More than Metrics: How to Test an NLP System

Our guide to evaluating applications that extract or generate natural language.

One of the trickiest tasks in natural language processing (NLP) systems is evaluating how well a particular language model functions. Developers need to test their NLP models’ quality, both in order to understand whether they solve the problem well and to compare different models to each other. However, it is often difficult to determine when a text correctly responds to a given input, because language can represent one idea in many completely different ways.

Consider the following three sentences:

  1. Today’s weather is sunny.
  2. The sun is shining brightly.
  3. It is a rainy day. 

If we were to evaluate the similarity of these sentences purely on the basis of the words that they use, we would have to come to the conclusion that they’re all equally different from each other. However, the meanings of sentences 1 and 2 are much closer to each other than to that of the third sentence. 

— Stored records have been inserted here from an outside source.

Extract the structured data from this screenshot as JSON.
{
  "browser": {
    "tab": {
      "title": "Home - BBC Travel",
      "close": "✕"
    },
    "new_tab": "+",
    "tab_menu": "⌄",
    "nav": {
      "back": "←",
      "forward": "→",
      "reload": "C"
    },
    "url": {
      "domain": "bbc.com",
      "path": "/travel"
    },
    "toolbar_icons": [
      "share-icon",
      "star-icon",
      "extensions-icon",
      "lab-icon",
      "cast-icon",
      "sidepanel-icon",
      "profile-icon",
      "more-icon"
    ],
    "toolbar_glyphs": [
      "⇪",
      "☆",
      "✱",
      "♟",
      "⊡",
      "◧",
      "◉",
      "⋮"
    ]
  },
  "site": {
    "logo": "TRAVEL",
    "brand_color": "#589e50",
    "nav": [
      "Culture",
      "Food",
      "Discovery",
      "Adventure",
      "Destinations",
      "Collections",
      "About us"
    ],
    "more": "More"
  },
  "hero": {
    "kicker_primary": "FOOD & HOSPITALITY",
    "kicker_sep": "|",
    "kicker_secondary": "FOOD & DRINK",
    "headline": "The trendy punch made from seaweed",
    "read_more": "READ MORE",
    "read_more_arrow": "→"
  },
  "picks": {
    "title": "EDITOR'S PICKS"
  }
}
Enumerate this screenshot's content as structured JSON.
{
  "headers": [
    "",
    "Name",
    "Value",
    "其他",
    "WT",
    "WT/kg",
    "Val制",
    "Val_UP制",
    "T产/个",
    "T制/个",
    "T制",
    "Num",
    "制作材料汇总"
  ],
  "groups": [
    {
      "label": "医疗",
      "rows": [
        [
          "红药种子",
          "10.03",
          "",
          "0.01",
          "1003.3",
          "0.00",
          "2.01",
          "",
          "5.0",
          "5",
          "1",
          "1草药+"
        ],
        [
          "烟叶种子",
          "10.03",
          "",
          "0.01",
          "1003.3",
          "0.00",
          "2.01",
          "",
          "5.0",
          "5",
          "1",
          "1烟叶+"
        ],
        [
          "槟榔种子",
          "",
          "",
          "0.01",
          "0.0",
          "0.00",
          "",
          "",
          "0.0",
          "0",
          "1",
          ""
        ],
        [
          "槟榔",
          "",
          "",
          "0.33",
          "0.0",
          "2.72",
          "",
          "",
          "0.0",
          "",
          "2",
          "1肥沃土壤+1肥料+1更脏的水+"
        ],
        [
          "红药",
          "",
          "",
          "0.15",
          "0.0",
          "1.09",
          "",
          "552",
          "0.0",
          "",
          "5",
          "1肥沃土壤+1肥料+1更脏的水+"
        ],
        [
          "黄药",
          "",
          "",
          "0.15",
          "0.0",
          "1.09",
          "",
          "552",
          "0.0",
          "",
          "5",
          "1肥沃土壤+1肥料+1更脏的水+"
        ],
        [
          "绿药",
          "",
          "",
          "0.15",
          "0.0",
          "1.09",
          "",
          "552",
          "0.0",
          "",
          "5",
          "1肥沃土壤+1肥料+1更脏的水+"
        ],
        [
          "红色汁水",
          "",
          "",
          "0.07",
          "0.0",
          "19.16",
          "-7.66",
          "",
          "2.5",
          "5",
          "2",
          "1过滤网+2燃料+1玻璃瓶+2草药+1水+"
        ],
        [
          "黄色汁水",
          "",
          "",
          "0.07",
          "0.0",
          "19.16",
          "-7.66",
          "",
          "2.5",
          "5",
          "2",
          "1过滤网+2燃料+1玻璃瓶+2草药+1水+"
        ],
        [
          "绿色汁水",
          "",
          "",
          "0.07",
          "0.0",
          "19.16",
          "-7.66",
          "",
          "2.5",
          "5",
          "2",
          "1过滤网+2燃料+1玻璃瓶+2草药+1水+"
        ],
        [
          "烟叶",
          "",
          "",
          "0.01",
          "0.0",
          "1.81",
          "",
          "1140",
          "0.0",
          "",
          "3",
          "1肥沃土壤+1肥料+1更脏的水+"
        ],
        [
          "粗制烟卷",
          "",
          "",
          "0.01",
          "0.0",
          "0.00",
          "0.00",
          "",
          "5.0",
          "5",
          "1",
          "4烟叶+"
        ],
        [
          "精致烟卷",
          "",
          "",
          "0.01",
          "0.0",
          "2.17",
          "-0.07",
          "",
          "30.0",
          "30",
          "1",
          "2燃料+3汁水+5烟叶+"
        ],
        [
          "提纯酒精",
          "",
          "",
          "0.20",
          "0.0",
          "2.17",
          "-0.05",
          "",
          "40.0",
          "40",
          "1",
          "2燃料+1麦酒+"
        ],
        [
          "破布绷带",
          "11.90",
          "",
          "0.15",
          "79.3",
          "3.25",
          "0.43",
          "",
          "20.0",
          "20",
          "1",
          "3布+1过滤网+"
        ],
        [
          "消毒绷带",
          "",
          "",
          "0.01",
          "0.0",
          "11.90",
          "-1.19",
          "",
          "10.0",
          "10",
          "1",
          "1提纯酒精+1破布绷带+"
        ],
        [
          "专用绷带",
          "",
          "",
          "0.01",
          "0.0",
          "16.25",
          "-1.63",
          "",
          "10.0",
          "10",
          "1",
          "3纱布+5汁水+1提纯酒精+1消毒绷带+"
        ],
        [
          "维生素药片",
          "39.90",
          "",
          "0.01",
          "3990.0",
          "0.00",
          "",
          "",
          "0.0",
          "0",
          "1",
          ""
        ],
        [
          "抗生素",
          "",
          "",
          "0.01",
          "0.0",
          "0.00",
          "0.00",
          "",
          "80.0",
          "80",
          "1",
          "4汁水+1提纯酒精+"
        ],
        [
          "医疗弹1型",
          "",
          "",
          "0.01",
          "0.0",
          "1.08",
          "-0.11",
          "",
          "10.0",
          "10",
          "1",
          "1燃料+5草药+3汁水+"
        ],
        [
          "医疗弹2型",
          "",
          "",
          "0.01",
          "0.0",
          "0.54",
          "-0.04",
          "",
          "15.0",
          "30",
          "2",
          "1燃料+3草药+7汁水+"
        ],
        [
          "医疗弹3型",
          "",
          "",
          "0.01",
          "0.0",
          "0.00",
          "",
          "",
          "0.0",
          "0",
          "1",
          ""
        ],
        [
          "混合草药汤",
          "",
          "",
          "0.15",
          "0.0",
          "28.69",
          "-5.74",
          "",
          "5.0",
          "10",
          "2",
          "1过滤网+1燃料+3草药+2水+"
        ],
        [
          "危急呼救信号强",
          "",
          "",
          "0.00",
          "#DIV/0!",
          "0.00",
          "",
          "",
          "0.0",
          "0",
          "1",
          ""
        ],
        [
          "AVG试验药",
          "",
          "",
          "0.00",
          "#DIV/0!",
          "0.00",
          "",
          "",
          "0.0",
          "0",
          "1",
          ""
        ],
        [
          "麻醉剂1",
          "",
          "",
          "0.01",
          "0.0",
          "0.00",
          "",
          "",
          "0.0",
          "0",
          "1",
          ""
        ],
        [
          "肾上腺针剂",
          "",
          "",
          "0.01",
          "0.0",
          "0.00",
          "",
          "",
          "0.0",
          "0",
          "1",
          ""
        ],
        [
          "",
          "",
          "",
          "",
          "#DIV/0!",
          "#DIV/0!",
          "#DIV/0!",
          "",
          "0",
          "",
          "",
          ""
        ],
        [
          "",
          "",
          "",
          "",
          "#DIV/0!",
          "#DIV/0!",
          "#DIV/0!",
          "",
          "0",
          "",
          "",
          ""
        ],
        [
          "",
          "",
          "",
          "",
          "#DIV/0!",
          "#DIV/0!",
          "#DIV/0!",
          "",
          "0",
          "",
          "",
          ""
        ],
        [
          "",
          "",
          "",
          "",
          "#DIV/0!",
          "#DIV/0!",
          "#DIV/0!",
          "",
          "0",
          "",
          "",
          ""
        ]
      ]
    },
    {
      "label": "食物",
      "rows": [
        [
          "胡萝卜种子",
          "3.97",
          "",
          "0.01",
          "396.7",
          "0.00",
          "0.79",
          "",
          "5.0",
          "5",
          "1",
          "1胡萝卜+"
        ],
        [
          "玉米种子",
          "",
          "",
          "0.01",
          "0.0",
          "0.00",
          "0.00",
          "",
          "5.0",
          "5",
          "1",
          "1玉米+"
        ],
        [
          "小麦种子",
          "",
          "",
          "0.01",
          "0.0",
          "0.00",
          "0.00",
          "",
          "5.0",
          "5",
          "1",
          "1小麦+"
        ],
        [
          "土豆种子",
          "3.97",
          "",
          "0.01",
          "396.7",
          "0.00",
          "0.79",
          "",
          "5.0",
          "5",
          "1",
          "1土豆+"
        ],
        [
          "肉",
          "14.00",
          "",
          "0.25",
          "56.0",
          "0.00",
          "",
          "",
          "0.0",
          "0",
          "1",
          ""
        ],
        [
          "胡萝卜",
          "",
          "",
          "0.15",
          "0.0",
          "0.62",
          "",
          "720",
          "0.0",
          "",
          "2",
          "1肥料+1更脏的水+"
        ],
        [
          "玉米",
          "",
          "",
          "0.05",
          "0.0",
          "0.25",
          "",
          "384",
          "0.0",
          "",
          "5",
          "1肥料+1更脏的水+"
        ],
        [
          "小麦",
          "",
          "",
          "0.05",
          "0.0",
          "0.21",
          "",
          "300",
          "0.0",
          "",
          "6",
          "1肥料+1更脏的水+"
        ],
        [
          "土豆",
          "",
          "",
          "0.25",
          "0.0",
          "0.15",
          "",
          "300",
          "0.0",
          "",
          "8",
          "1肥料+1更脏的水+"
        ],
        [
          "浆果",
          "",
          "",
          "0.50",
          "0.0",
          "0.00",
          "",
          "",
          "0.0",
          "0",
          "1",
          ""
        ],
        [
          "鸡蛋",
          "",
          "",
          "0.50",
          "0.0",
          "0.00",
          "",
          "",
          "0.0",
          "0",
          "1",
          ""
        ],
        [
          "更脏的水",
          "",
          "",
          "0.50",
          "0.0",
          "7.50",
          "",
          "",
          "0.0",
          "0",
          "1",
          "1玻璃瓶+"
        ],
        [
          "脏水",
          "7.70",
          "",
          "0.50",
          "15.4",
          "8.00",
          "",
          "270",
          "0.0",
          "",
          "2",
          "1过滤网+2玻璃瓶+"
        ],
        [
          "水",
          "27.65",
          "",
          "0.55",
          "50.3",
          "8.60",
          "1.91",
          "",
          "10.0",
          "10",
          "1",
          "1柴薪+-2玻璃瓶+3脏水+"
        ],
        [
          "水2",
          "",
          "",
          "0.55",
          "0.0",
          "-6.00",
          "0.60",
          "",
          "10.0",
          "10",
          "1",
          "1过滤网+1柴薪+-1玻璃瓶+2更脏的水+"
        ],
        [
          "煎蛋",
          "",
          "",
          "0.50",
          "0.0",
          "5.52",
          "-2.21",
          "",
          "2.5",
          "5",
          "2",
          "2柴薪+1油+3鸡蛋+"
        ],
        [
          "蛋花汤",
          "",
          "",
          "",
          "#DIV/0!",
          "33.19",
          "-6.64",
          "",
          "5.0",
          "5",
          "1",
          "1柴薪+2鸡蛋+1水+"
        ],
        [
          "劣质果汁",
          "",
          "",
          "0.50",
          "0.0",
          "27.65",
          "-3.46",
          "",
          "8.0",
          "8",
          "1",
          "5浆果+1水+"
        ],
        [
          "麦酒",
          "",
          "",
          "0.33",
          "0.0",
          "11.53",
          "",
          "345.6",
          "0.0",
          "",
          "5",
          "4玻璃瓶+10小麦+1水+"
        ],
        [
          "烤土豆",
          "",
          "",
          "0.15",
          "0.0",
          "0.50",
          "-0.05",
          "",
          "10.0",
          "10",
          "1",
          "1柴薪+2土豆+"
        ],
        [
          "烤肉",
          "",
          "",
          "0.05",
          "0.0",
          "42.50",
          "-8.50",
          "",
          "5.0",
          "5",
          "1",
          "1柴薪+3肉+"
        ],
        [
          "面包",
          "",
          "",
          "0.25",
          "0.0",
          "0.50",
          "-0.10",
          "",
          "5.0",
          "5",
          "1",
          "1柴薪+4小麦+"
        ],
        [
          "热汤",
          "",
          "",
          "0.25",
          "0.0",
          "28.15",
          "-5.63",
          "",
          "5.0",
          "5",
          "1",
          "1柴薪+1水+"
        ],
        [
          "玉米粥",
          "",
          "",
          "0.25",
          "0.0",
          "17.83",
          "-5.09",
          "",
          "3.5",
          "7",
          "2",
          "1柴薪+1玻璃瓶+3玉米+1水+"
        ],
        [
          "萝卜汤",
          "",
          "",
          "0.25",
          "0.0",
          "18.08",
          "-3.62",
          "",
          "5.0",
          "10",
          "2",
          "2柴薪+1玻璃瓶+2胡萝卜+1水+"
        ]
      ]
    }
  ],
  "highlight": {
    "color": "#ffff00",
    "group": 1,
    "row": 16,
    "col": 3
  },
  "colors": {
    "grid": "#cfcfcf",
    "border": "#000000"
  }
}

Because it’s usually difficult to define whether two statements in natural language mean the same thing, evaluating systems that extract or generate natural language is much more challenging than assessing the quality of NLP classification tasks like sentiment classifiers. For the latter, all an evaluation procedure needs to do is compare the correct label to the one predicted by the model. But to successfully evaluate an extractive or generative NLP system, it’s necessary to include qualitative judgments in addition to the quantitative measurements.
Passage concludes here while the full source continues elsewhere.